Analytic number theory is the branch of number theory that uses methods from mathematical analysis. Its first major success was Dirichlet's application of analysis to prove the existence of infinitely many primes in any arithmetic progression. The proofs of the prime number theorem based on the Riemann zeta function is another milestone.

The outline of the subject remains similar to the heyday of the subject in the 1930s. Multiplicative number theory deals with the distribution of the prime numbers, applying Dirichlet series as generating functions. It is assumed that the methods will eventually apply to the general L-function, though that theory is still largely conjectural. Additive number theory has as typical problems Goldbach's conjecture and Waring's problem.

Methods have changed somewhat.
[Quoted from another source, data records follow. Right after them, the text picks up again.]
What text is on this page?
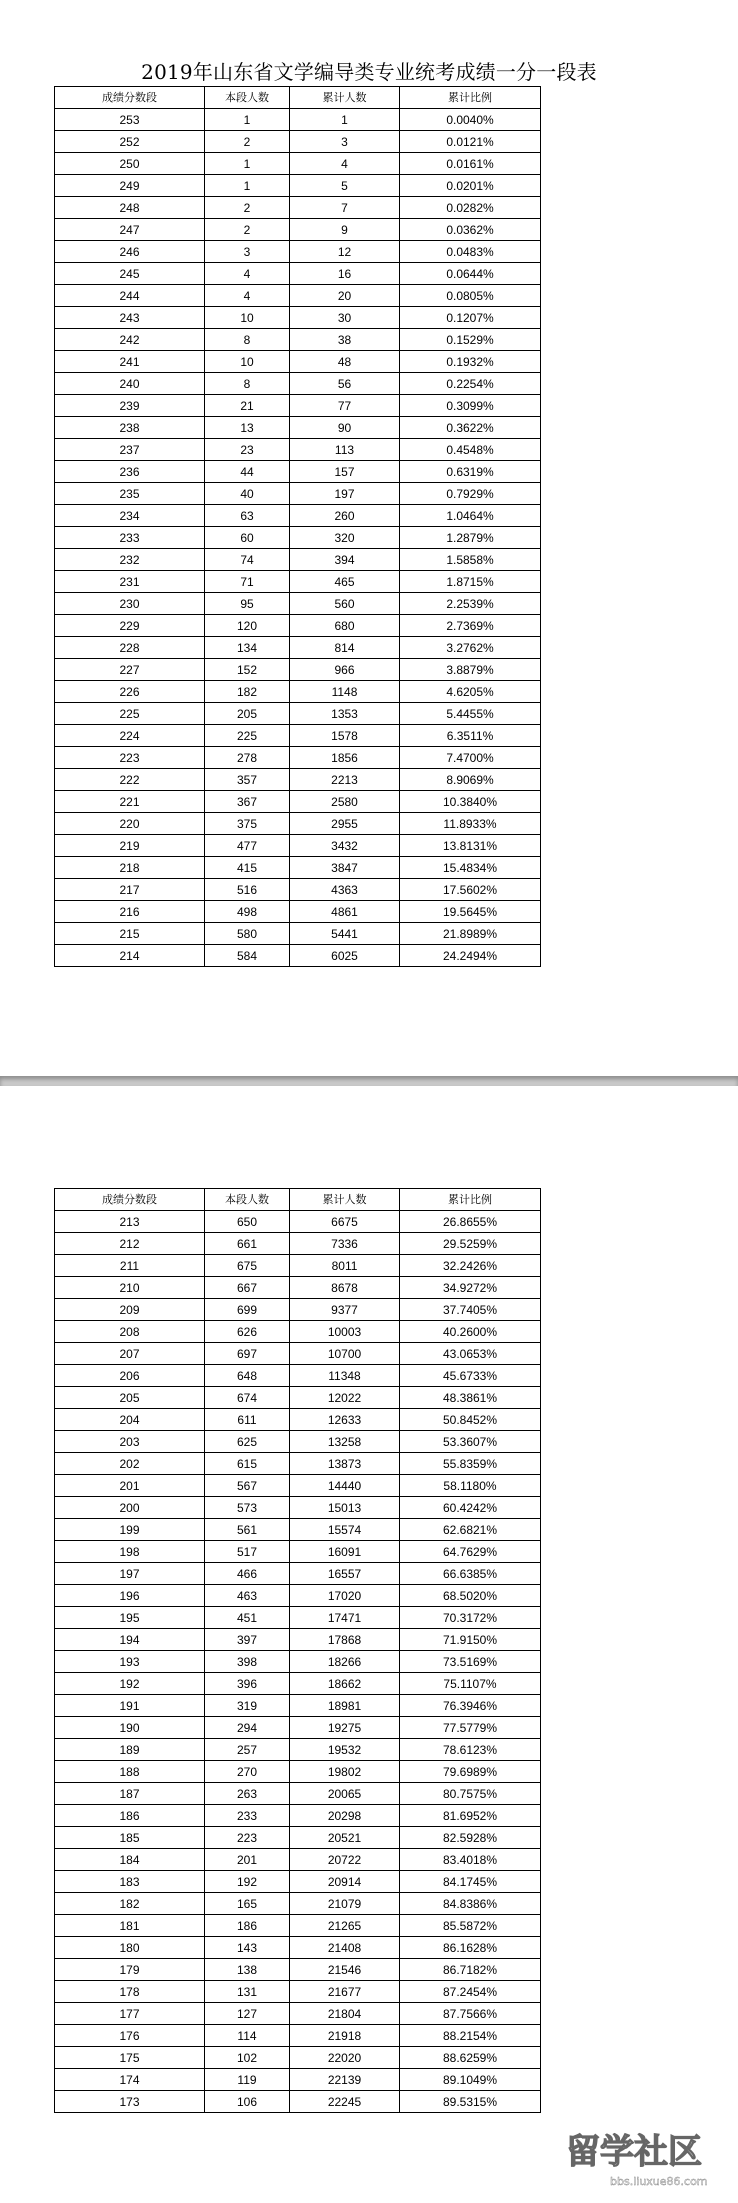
2019年山东省文学编导类专业统考成绩一分一段表
成绩分数段	本段人数	累计人数	累计比例
253	1	1	0.0040%
252	2	3	0.0121%
250	1	4	0.0161%
249	1	5	0.0201%
248	2	7	0.0282%
247	2	9	0.0362%
246	3	12	0.0483%
245	4	16	0.0644%
244	4	20	0.0805%
243	10	30	0.1207%
242	8	38	0.1529%
241	10	48	0.1932%
240	8	56	0.2254%
239	21	77	0.3099%
238	13	90	0.3622%
237	23	113	0.4548%
236	44	157	0.6319%
235	40	197	0.7929%
234	63	260	1.0464%
233	60	320	1.2879%
232	74	394	1.5858%
231	71	465	1.8715%
230	95	560	2.2539%
229	120	680	2.7369%
228	134	814	3.2762%
227	152	966	3.8879%
226	182	1148	4.6205%
225	205	1353	5.4455%
224	225	1578	6.3511%
223	278	1856	7.4700%
222	357	2213	8.9069%
221	367	2580	10.3840%
220	375	2955	11.8933%
219	477	3432	13.8131%
218	415	3847	15.4834%
217	516	4363	17.5602%
216	498	4861	19.5645%
215	580	5441	21.8989%
214	584	6025	24.2494%
成绩分数段	本段人数	累计人数	累计比例
213	650	6675	26.8655%
212	661	7336	29.5259%
211	675	8011	32.2426%
210	667	8678	34.9272%
209	699	9377	37.7405%
208	626	10003	40.2600%
207	697	10700	43.0653%
206	648	11348	45.6733%
205	674	12022	48.3861%
204	611	12633	50.8452%
203	625	13258	53.3607%
202	615	13873	55.8359%
201	567	14440	58.1180%
200	573	15013	60.4242%
199	561	15574	62.6821%
198	517	16091	64.7629%
197	466	16557	66.6385%
196	463	17020	68.5020%
195	451	17471	70.3172%
194	397	17868	71.9150%
193	398	18266	73.5169%
192	396	18662	75.1107%
191	319	18981	76.3946%
190	294	19275	77.5779%
189	257	19532	78.6123%
188	270	19802	79.6989%
187	263	20065	80.7575%
186	233	20298	81.6952%
185	223	20521	82.5928%
184	201	20722	83.4018%
183	192	20914	84.1745%
182	165	21079	84.8386%
181	186	21265	85.5872%
180	143	21408	86.1628%
179	138	21546	86.7182%
178	131	21677	87.2454%
177	127	21804	87.7566%
176	114	21918	88.2154%
175	102	22020	88.6259%
174	119	22139	89.1049%
173	106	22245	89.5315%
留学社区
bbs.liuxue86.com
The circle method of Hardy and Littlewood was conceived as applying to power series near the unit circle in the complex plane; it is now thought of in terms of finite exponential sums (that is, on the unit circle, but with the power series truncated). The needs of diophantine approximation are for auxiliary functions that aren't generating functions - their coefficients are constructed by use of a pigeonhole principle - and involve several complex variables. The fields of diophantine approximation and transcendence theory have expanded, to the point that the techniques have been applied to the Mordell conjecture.

The biggest single technical change after 1950 has been the development of sieve methods as an auxiliary tool, particularly in multiplicative problems. These are combinatorial in nature, and quite varied. Also much cited are uses of probabilistic number theory - forms of random distribution assertions on the primes, for example: these have not received any definitive shape. The extremal branch of combinatorial theory has in return been much influenced by the value placed in analytic number theory on (often separate) quantitative upper and lower bounds.